Debashis Paul, Professor, Department of Statistics, University of California, Davis: For contributions to non-parametric methods, high-dimensional multivariate analysis and random matrix theory.

Firas Rassoul-Agha, Professor, University of Utah: For contributions to central limit theorems and large deviations, random walks in random environments, random polymers, and related percolation models in statistical physics.

Bruno N. Rémillard, Professor, HEC Montréal: For contributions to copula modelling, to tests of independence, goodness of-fit testing, weak convergence tools for such inference, and to quantitative finance.

Adrian Röllin, Associate Professor, National University of Singapore: For the development of Stein’s method for multivariate cases including the unification of coupling under the name of Stein coupling.

Cynthia Rudin, Professor of Computer Science, Electrical and Computer Engineering, and Statistical Science, Duke University: For contributions to interpretable machine learning algorithms, prediction in large scale medical databases, and theoretical properties of ranking algorithms.

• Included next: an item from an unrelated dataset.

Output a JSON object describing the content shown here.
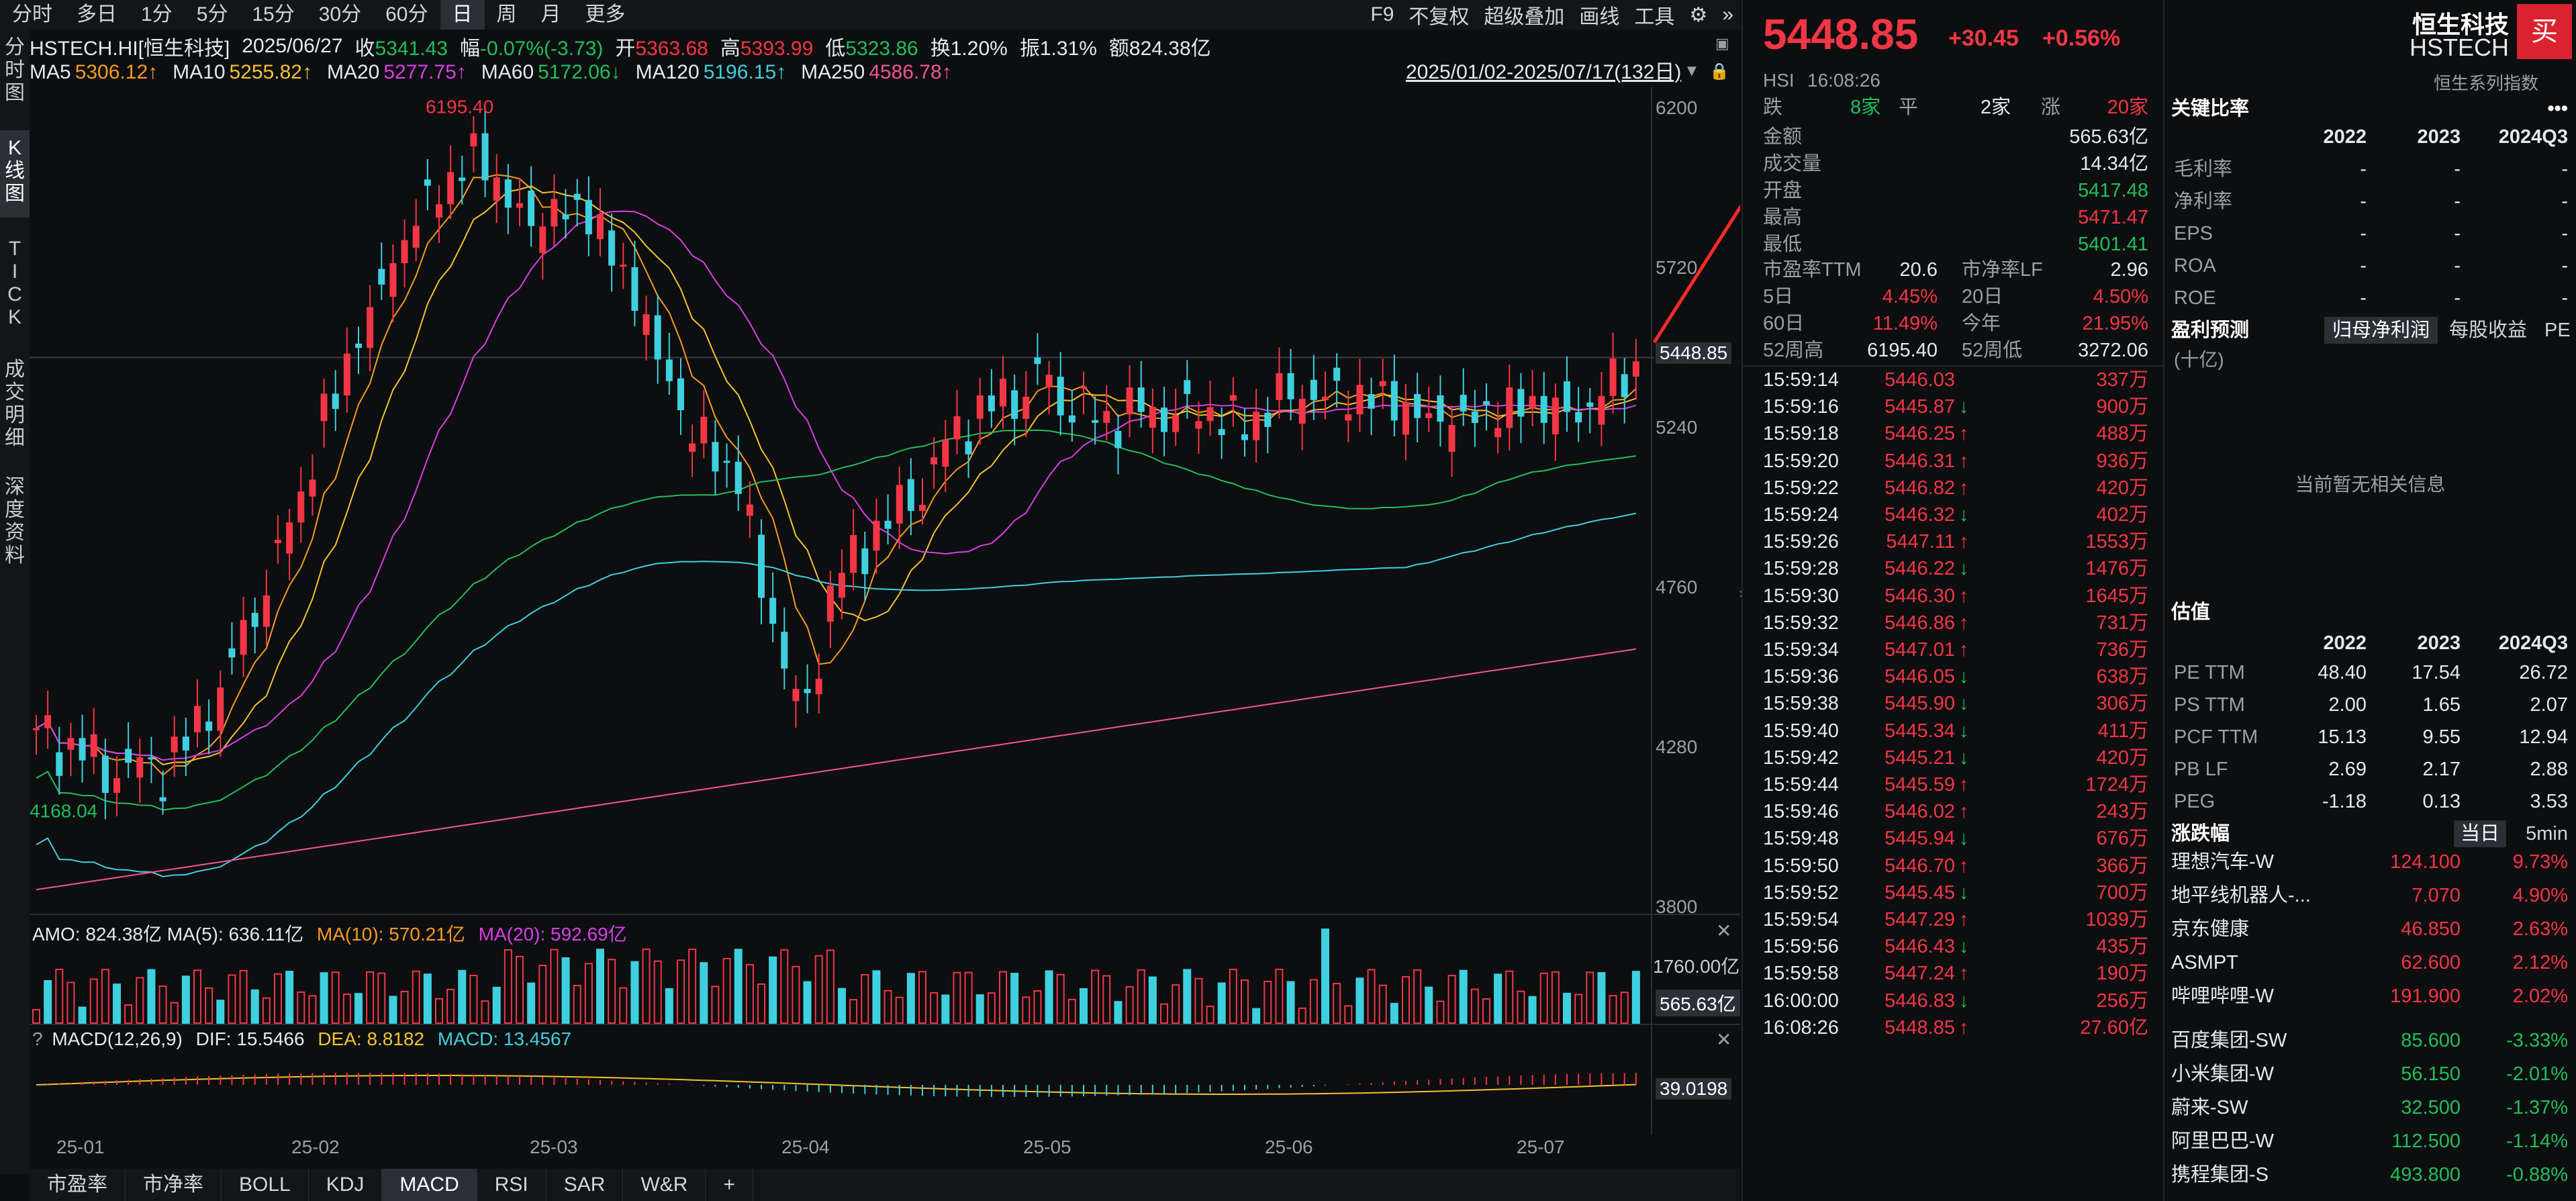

Xiaofeng Shao, Professor, University of Illinois, Urbana-Champaign: For contributions to non-parametric statistical inference for multivariate time series, in particular to the asymptotic theory for time series analysis via moments and cumulants.

Yuedong Wang, Professor, University of California, Santa Barbara: For contributions to non-parametric regression and computational statistics, in particular smoothing spline methodology for dependent observations and applications to bioinformatics and biomedical modeling.

Christopher K. Wikle, Curators’ Distinguished Professor and Chair, Department of Statistics, University of Missouri: For fundamental contributions to spatio-temporal modeling and Bayesian computation and inference, with influential applications to geophysical, ecological, and socio-demographic areas.

Hongquan Xu, Professor and Graduate Vice Chair of Statistics, University of California, Los Angeles: For contributions to experimental design, computer experiments, and functional data analysis, in particular to nonregular fractional factorial designs and spacefilling designs.

Xiangrong Yin, Professor of Statistics, University of Kentucky: For seminal work in high-dimensional data analysis and data mining, sufficient dimension reduction, and sufficient variable selection.